A significant scripting improvement comes with the new Show Custom Dialog script. This lets you build a custom dialog without having to design a form, assigning values to preset options in typical FileMaker style. Mac users will be glad to know that FileMaker now supports OS X services, such as sending text to a mail application, while Windows XP users get fast user-switching support and the reassurance of a 'Designed for Windows XP' logo. There's a format painter in the layout designer, more consistent date conversion and a more secure folder structure in the Web Companion.
The thin feature list in FileMaker 6 is even more surprising when you think what could be on it.

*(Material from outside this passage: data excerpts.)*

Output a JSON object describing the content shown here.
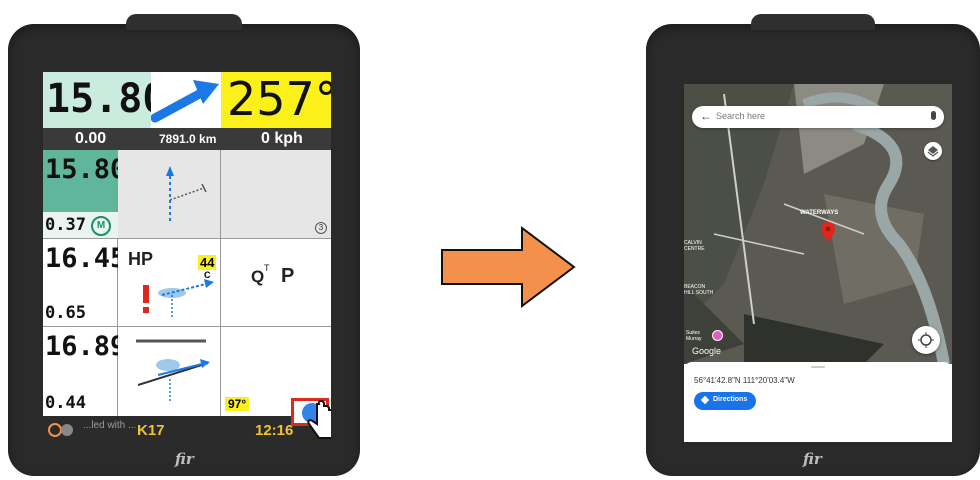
{
  "left_device": {
    "top_left_value": "15.80",
    "top_right_heading": "257°",
    "stats": {
      "distance_left": "0.00",
      "distance": "7891.0 km",
      "speed": "0 kph"
    },
    "rows": [
      {
        "value": "15.80",
        "sub": "0.37",
        "badge": "M"
      },
      {
        "value": "16.45",
        "sub": "0.65"
      },
      {
        "value": "16.89",
        "sub": "0.44"
      }
    ],
    "hp_label": "HP",
    "hp_number": "44",
    "hp_sub": "C",
    "qt_label": "Q",
    "qt_sup": "T",
    "p_label": "P",
    "circle_number": "3",
    "bottom_temp": "97°",
    "bottom_bar": {
      "k_label": "K17",
      "time": "12:16",
      "toast": "...led with ..."
    },
    "brand": "fir"
  },
  "right_device": {
    "search_placeholder": "Search here",
    "map_label_waterways": "WATERWAYS",
    "map_label_beacon": "BEACON HILL SOUTH",
    "map_label_centre": "CALVIN CENTRE",
    "map_label_suites": "Suites Murray",
    "google_label": "Google",
    "coordinates": "56°41'42.8\"N 111°20'03.4\"W",
    "directions_label": "Directions",
    "brand": "fir"
  },
  "colors": {
    "mint": "#c9ecdf",
    "yellow": "#fbf01a",
    "blue": "#1c78e6",
    "arrow": "#f3914c",
    "red": "#e0271d"
  }
}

Some of the things that might win favour among professional developers would be transaction support, stronger relational features, native SQL support within FileMaker scripts, and event handling on forms so you could trigger scripts on entry or on exit. The script language is overdue for a major reworking - it still lacks support for variables other than global database fields. ODBC and JDBC drivers are a start, but Windows users would like to see OLE-DB or even ADO .NET drivers, and FileMaker could be made far more flexible as a client for external data.
Future releases
The initial release of FileMaker 6 is in the Professional version only. FileMaker server, which scales up to 250 simultaneous users, won't change significantly, but supports all the FileMaker clients from version 5 up to and including 6. FileMaker Developer will now come with version 6, but developer features such as CDML are little changed. FileMaker Mobile 2 is a separate product that allows Palm OS users to synchronise with FileMaker databases, and an update that also supports Pocket PC PDAs is promised later this year.
On the desktop, FileMaker will retain the loyalty of its users because it's unmatched within its particular niche. Even supposedly easy-to-use products like Microsoft Access or Lotus Approach are far more challenging for those who aren't database professionals and, even more importantly, the applications that FileMaker generates tend to inherit its high usability.
It's also worth noting that for mixed Mac and Windows networks, FileMaker is by some margin the easiest route to creating cross-platform database applications. Using Web Companion, Linux or other Unix clients can also be supported. Even so, the FileMaker 6 release is a minor update and the product will fall behind if it doesn't address some fundamental shortcomings.
By Tim Anderson
SPECIFICATIONS:
Pentium or higher, 32Mb of RAM, 120Mb of hard disk space, Windows 98, ME, NT 4, 2000 or XP.